Media and document property references are stored in separate tables.

I must admit, I have done this one as well as the other one, and just admit it, so have you at some point!

So what are the pro’s and con’s of this setup: Well the pros are simple, neither media or document are referenced in the property table, we can have as many properties as we want per media and document, and we can quite simple add other types, such as Users. BUT:

When we have this setup, we must rely heavily on our code to help us not to have the same property on more than one media, and to ensure we don’t mix media properties with documents and users. And if we add an other type (Users) we must create, not only one, but two new tables, and still expand a complex code to handle that new type as well as the other types.

So how can we solve this problem?

We have Media, Documents and more types, that has dynamic  properties without the other types must know about it, we could do this:

References(3) – Database Inheritance

Each type now has its own set of properties

Yeah, I’ve also done this one. And this is almost, (I wrote, almost), as bad as the other ones. Well no property can be on more than one media (or document, or whatever), and no property can be on both media and document, so whats the problem?!

Well, for starters, we have to tables instead of one, per type. If we add an other field to our properties, we must add them to all of our *Property-tables. And if we want to list all properties, including the media/document/user/whatever it is attached to, it’s nearly impossible.

So here’s the solution, I find most fitting for the problem:

References, Inheritance – Database Inheritance

Added a Node-table, with the shared fields from Media and Document. Removed ID- and Name-fields from Media and Document, added a NodeID field, as both PK and FK. Added a Property-table, that references the Node-table.

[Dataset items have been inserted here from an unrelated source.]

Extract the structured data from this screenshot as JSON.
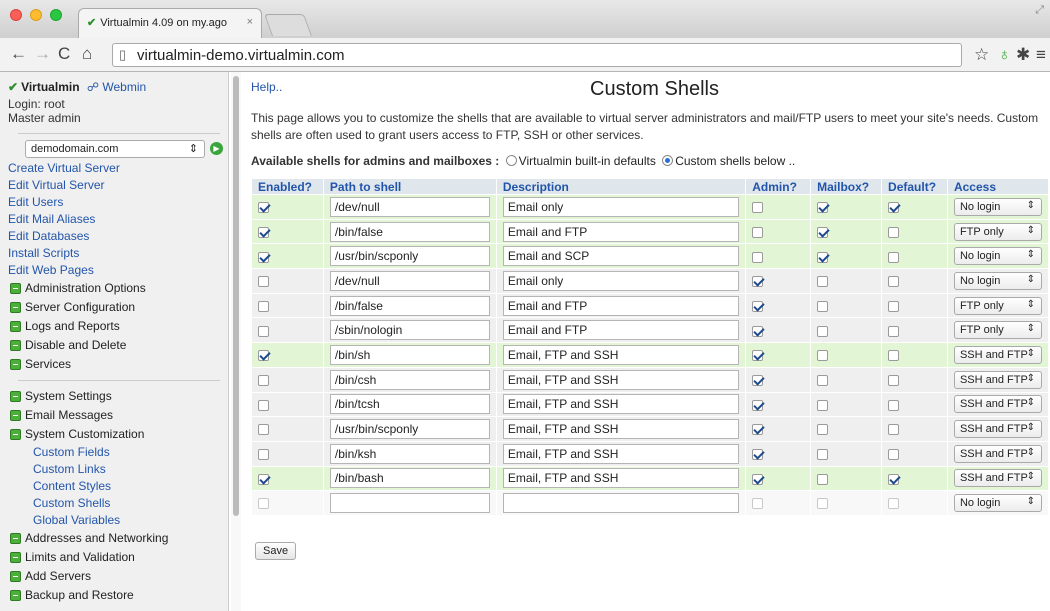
{
  "browser": {
    "tab_title": "Virtualmin 4.09 on my.ago",
    "tab_close": "×",
    "url": "virtualmin-demo.virtualmin.com"
  },
  "sidebar": {
    "brand": "Virtualmin",
    "webmin": "Webmin",
    "login": "Login: root",
    "role": "Master admin",
    "domain": "demodomain.com",
    "links": [
      "Create Virtual Server",
      "Edit Virtual Server",
      "Edit Users",
      "Edit Mail Aliases",
      "Edit Databases",
      "Install Scripts",
      "Edit Web Pages"
    ],
    "sections_a": [
      "Administration Options",
      "Server Configuration",
      "Logs and Reports",
      "Disable and Delete",
      "Services"
    ],
    "sections_b": [
      "System Settings",
      "Email Messages",
      "System Customization"
    ],
    "sublinks": [
      "Custom Fields",
      "Custom Links",
      "Content Styles",
      "Custom Shells",
      "Global Variables"
    ],
    "sections_c": [
      "Addresses and Networking",
      "Limits and Validation",
      "Add Servers",
      "Backup and Restore"
    ]
  },
  "main": {
    "help": "Help..",
    "title": "Custom Shells",
    "intro": "This page allows you to customize the shells that are available to virtual server administrators and mail/FTP users to meet your site's needs. Custom shells are often used to grant users access to FTP, SSH or other services.",
    "available_label": "Available shells for admins and mailboxes :",
    "option_builtin": "Virtualmin built-in defaults",
    "option_custom": "Custom shells below ..",
    "save": "Save"
  },
  "table": {
    "headers": [
      "Enabled?",
      "Path to shell",
      "Description",
      "Admin?",
      "Mailbox?",
      "Default?",
      "Access"
    ],
    "rows": [
      {
        "enabled": true,
        "path": "/dev/null",
        "desc": "Email only",
        "admin": false,
        "mailbox": true,
        "default": true,
        "access": "No login"
      },
      {
        "enabled": true,
        "path": "/bin/false",
        "desc": "Email and FTP",
        "admin": false,
        "mailbox": true,
        "default": false,
        "access": "FTP only"
      },
      {
        "enabled": true,
        "path": "/usr/bin/scponly",
        "desc": "Email and SCP",
        "admin": false,
        "mailbox": true,
        "default": false,
        "access": "No login"
      },
      {
        "enabled": false,
        "path": "/dev/null",
        "desc": "Email only",
        "admin": true,
        "mailbox": false,
        "default": false,
        "access": "No login"
      },
      {
        "enabled": false,
        "path": "/bin/false",
        "desc": "Email and FTP",
        "admin": true,
        "mailbox": false,
        "default": false,
        "access": "FTP only"
      },
      {
        "enabled": false,
        "path": "/sbin/nologin",
        "desc": "Email and FTP",
        "admin": true,
        "mailbox": false,
        "default": false,
        "access": "FTP only"
      },
      {
        "enabled": true,
        "path": "/bin/sh",
        "desc": "Email, FTP and SSH",
        "admin": true,
        "mailbox": false,
        "default": false,
        "access": "SSH and FTP"
      },
      {
        "enabled": false,
        "path": "/bin/csh",
        "desc": "Email, FTP and SSH",
        "admin": true,
        "mailbox": false,
        "default": false,
        "access": "SSH and FTP"
      },
      {
        "enabled": false,
        "path": "/bin/tcsh",
        "desc": "Email, FTP and SSH",
        "admin": true,
        "mailbox": false,
        "default": false,
        "access": "SSH and FTP"
      },
      {
        "enabled": false,
        "path": "/usr/bin/scponly",
        "desc": "Email, FTP and SSH",
        "admin": true,
        "mailbox": false,
        "default": false,
        "access": "SSH and FTP"
      },
      {
        "enabled": false,
        "path": "/bin/ksh",
        "desc": "Email, FTP and SSH",
        "admin": true,
        "mailbox": false,
        "default": false,
        "access": "SSH and FTP"
      },
      {
        "enabled": true,
        "path": "/bin/bash",
        "desc": "Email, FTP and SSH",
        "admin": true,
        "mailbox": false,
        "default": true,
        "access": "SSH and FTP"
      },
      {
        "enabled": false,
        "path": "",
        "desc": "",
        "admin": false,
        "mailbox": false,
        "default": false,
        "access": "No login",
        "blank": true
      }
    ]
  },
  "colors": {
    "link": "#2255aa",
    "enabled_row": "#e2f6d6",
    "accent_green": "#4caf3a"
  }
}
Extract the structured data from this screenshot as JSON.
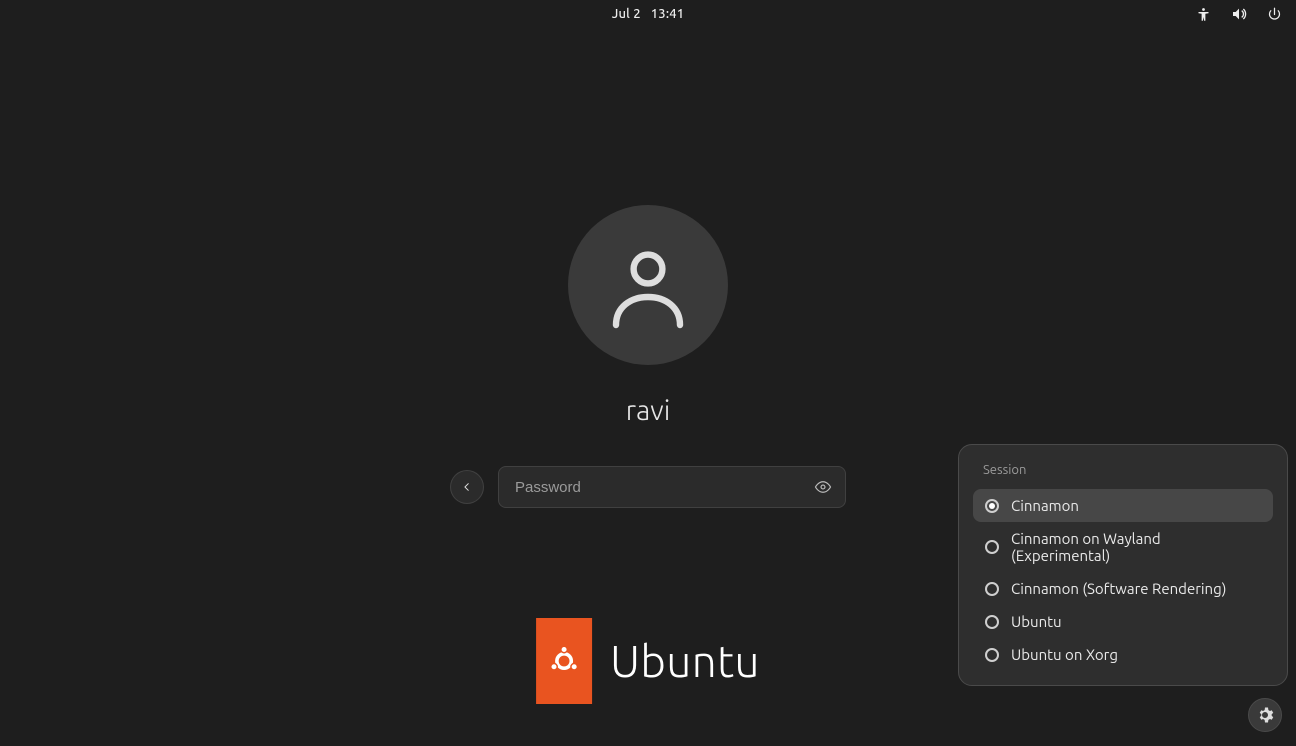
{
  "topbar": {
    "date": "Jul 2",
    "time": "13:41"
  },
  "login": {
    "username": "ravi",
    "password_placeholder": "Password",
    "password_value": ""
  },
  "brand": {
    "name": "Ubuntu"
  },
  "session": {
    "heading": "Session",
    "selected_index": 0,
    "options": [
      "Cinnamon",
      "Cinnamon on Wayland (Experimental)",
      "Cinnamon (Software Rendering)",
      "Ubuntu",
      "Ubuntu on Xorg"
    ]
  }
}
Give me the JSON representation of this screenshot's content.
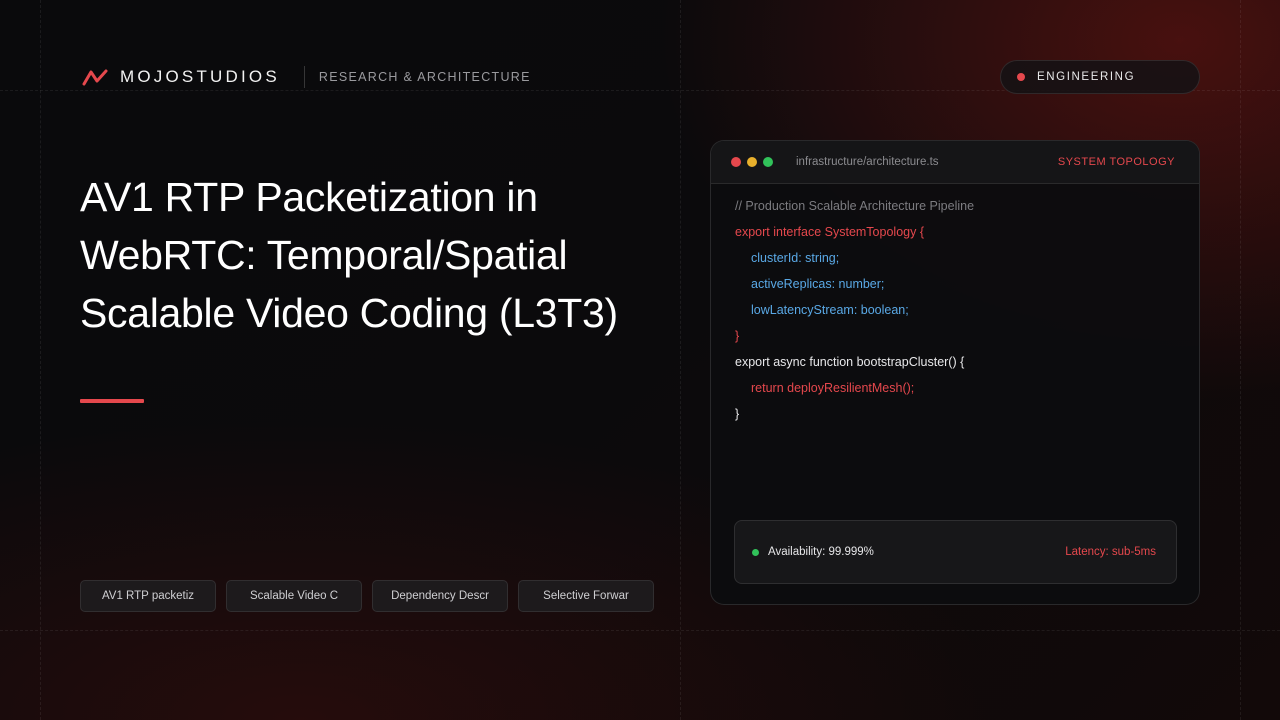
{
  "header": {
    "brand": "MOJOSTUDIOS",
    "subtitle": "RESEARCH & ARCHITECTURE",
    "badge": "ENGINEERING"
  },
  "title": {
    "line1": "AV1 RTP Packetization in",
    "line2": "WebRTC: Temporal/Spatial",
    "line3": "Scalable Video Coding (L3T3)"
  },
  "tags": [
    "AV1 RTP packetiz",
    "Scalable Video C",
    "Dependency Descr",
    "Selective Forwar"
  ],
  "code_window": {
    "filename": "infrastructure/architecture.ts",
    "label": "SYSTEM TOPOLOGY",
    "lines": [
      "// Production Scalable Architecture Pipeline",
      "export interface SystemTopology {",
      "clusterId: string;",
      "activeReplicas: number;",
      "lowLatencyStream: boolean;",
      "}",
      "export async function bootstrapCluster() {",
      "return deployResilientMesh();",
      "}"
    ],
    "status": {
      "availability": "Availability: 99.999%",
      "latency": "Latency: sub-5ms"
    }
  },
  "colors": {
    "accent": "#e5484d",
    "code_blue": "#5aa9e6",
    "status_green": "#31c25a",
    "background": "#0a0a0c"
  },
  "icons": {
    "logo": "mojostudios-logo-icon",
    "window_controls": [
      "close-dot-icon",
      "minimize-dot-icon",
      "maximize-dot-icon"
    ]
  }
}
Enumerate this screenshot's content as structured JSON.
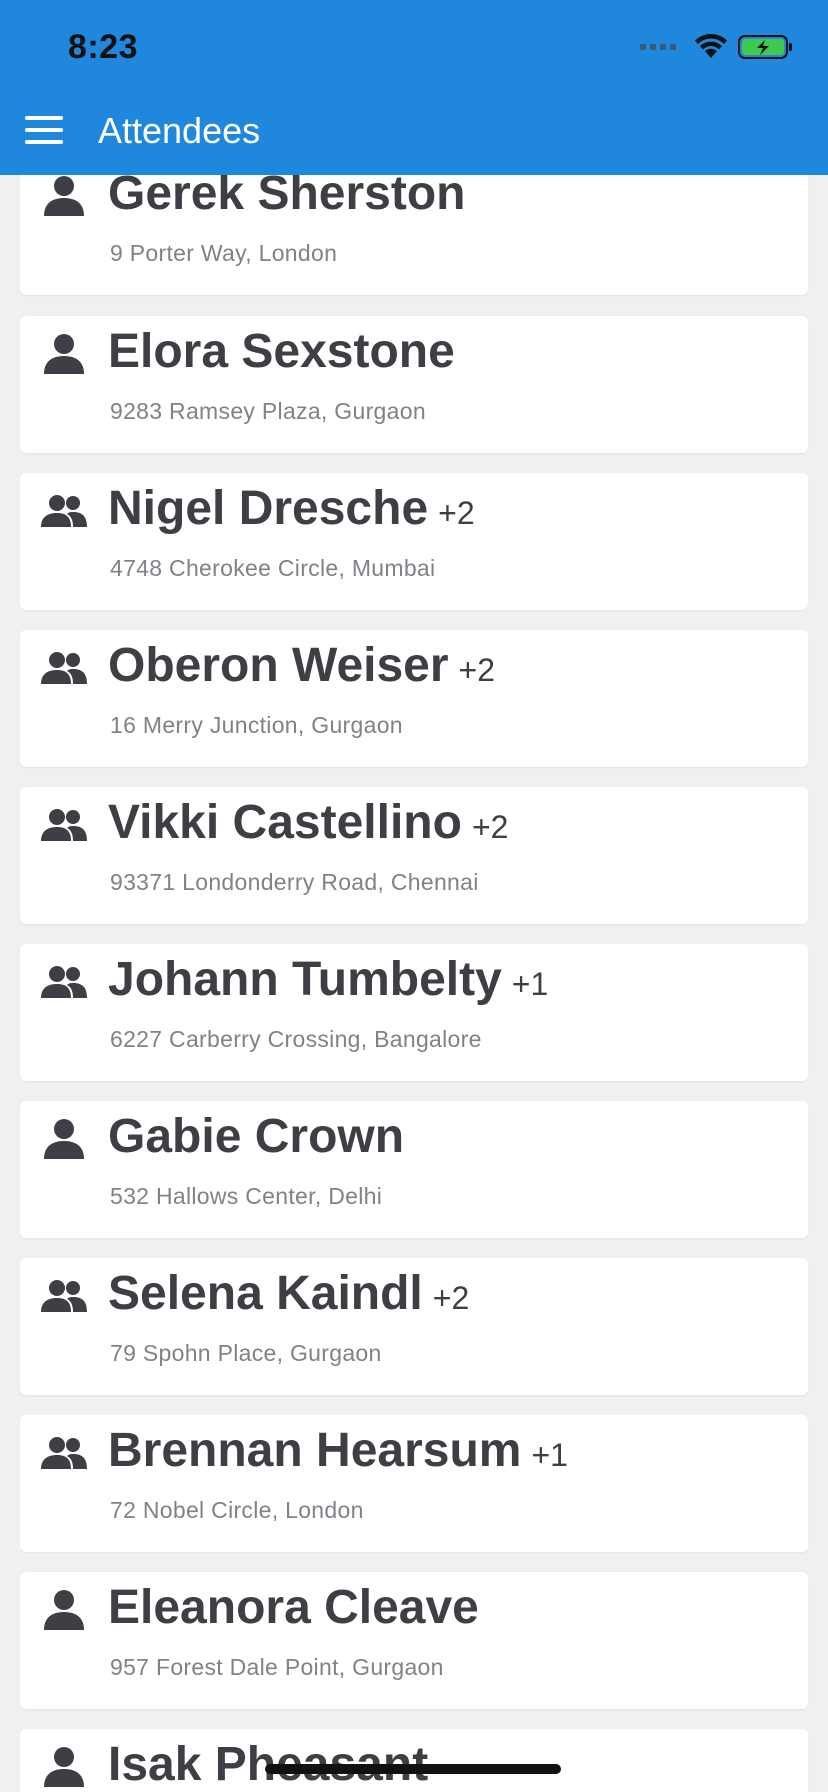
{
  "status_bar": {
    "time": "8:23"
  },
  "header": {
    "title": "Attendees",
    "menu_icon": "hamburger-menu-icon",
    "background_color": "#1f88dc"
  },
  "attendees": [
    {
      "name": "Gerek Sherston",
      "guests": "",
      "address": "9 Porter Way, London",
      "icon": "single-person-icon"
    },
    {
      "name": "Elora Sexstone",
      "guests": "",
      "address": "9283 Ramsey Plaza, Gurgaon",
      "icon": "single-person-icon"
    },
    {
      "name": "Nigel Dresche",
      "guests": "+2",
      "address": "4748 Cherokee Circle, Mumbai",
      "icon": "group-icon"
    },
    {
      "name": "Oberon Weiser",
      "guests": "+2",
      "address": "16 Merry Junction, Gurgaon",
      "icon": "group-icon"
    },
    {
      "name": "Vikki Castellino",
      "guests": "+2",
      "address": "93371 Londonderry Road, Chennai",
      "icon": "group-icon"
    },
    {
      "name": "Johann Tumbelty",
      "guests": "+1",
      "address": "6227 Carberry Crossing, Bangalore",
      "icon": "group-icon"
    },
    {
      "name": "Gabie Crown",
      "guests": "",
      "address": "532 Hallows Center, Delhi",
      "icon": "single-person-icon"
    },
    {
      "name": "Selena Kaindl",
      "guests": "+2",
      "address": "79 Spohn Place, Gurgaon",
      "icon": "group-icon"
    },
    {
      "name": "Brennan Hearsum",
      "guests": "+1",
      "address": "72 Nobel Circle, London",
      "icon": "group-icon"
    },
    {
      "name": "Eleanora Cleave",
      "guests": "",
      "address": "957 Forest Dale Point, Gurgaon",
      "icon": "single-person-icon"
    },
    {
      "name": "Isak Pheasant",
      "guests": "",
      "address": "",
      "icon": "single-person-icon"
    }
  ]
}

So, this is my solution. I have added a Node-table, with the shared fields from Media and Document (ID and Name). Removed ID- and Name-fields from Media and Document, added a NodeID field, as both primary key and foreign key, this field must NOT be autoincremented! It will not work, then I added a Property-table, that references the Node-table.

The pros and cons: The pros are easy, One table per type, each type gets its ID from the Node-table, all properties are stored in one table, referencing the Node-table, so a Document can get its properties, using only its primary key. No property can ever be on two entities at once, and no entity knows about other entities or properties, except its own.

The cons are, that we must have some code that handles the inheritance. When I make a SELECT * FROM Media, I must make a JOIN on the Node-table as well. If you’re a .NET developer, like I, then you should take a look at the Entity Framework, as it handles this smoothly. I will write a post on that later on.